The paper tackles the need for adaptable hardware accelerators in AI by presenting a pipelined architecture with a CORDIC block for linear and nonlinear computations, achieving up to 4.64x enhanced throughput and reductions in power and area by 5.02x and 4.06x at 28 nm CMOS with minor accuracy loss.

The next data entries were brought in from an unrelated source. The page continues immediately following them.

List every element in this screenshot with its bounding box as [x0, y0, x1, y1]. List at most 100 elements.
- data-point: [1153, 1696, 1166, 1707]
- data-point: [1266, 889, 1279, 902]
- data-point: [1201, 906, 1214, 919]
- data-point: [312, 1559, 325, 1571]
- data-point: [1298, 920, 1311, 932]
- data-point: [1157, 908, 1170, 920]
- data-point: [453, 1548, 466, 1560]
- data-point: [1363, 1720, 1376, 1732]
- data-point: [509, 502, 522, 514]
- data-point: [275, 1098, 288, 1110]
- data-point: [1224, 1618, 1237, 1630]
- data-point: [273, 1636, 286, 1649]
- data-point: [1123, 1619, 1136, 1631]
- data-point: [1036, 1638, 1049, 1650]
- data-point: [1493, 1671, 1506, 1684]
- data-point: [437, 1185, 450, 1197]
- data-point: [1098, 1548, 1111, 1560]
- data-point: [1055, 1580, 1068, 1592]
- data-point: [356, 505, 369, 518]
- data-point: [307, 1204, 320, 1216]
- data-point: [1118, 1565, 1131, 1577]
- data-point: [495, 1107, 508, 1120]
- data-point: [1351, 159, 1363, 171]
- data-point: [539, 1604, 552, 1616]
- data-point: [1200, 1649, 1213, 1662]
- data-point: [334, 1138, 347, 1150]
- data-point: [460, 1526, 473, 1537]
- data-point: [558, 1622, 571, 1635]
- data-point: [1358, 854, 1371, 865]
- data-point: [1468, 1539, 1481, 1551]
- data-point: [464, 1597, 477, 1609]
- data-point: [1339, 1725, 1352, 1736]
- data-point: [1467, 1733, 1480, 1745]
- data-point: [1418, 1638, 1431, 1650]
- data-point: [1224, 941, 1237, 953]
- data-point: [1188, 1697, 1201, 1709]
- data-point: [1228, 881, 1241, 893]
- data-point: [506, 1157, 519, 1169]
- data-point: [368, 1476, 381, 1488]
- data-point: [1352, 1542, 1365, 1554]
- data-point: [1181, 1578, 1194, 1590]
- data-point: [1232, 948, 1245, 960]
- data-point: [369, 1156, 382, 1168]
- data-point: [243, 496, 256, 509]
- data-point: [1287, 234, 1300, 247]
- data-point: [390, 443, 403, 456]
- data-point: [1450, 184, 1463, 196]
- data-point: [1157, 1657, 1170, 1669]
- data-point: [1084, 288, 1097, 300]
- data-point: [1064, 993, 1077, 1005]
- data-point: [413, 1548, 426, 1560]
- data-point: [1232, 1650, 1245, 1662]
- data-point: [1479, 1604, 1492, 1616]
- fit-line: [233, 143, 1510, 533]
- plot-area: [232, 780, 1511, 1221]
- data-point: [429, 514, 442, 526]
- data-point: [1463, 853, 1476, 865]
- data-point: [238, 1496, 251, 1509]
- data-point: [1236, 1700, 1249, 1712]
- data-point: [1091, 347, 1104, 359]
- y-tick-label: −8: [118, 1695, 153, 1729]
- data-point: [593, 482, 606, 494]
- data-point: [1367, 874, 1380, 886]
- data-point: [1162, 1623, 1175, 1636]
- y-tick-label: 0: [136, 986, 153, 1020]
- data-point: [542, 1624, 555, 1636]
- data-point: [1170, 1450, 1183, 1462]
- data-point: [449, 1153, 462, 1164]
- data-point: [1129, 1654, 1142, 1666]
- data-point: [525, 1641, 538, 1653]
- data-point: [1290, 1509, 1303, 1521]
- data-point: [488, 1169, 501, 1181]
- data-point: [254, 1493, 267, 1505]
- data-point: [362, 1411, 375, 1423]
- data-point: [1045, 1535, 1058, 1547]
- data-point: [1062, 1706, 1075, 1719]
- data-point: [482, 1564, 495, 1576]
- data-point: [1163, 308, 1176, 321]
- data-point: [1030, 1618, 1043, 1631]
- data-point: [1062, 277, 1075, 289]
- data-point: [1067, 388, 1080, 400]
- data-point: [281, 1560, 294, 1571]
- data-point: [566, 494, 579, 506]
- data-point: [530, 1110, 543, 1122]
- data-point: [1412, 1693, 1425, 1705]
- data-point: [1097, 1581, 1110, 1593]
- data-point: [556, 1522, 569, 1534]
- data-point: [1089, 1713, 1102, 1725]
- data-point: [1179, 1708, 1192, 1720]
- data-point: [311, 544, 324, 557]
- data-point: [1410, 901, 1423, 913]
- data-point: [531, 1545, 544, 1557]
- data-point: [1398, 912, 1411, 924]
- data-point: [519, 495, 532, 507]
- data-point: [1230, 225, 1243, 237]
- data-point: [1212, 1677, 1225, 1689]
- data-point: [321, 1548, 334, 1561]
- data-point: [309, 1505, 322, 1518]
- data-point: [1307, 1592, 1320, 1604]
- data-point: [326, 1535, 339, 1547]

Artificial intelligence necessitates adaptable hardware accelerators for efficient high-throughput million operations. We present pipelined architecture with CORDIC block for linear MAC computations and nonlinear iterative Activation Functions (AF) such as $tanh$, $sigmoid$, and $softmax$. This approach focuses on a Reconfigurable Processing Engine (RPE) based systolic array, with 40\% pruning rate, enhanced throughput up to 4.64$\times$, and reduction in power and area by 5.02 $\times$ and 4.06 $\times$ at CMOS 28 nm, with minor accuracy loss. FPGA implementation achieves a reduction of up to 2.5 $\times$ resource savings and 3 $\times$ power compared to prior works. The Systolic CORDIC engine for Reconfigurability and Enhanced throughput (SYCore) deploys an output stationary dataflow with the CAESAR control engine for diverse AI workloads such as Transformers, RNNs/LSTMs, and DNNs for applications like image detection, LLMs, and speech recognition. The energy-efficient and flexible approach extends the enhanced approach for edge AI accelerators supporting emerging workloads.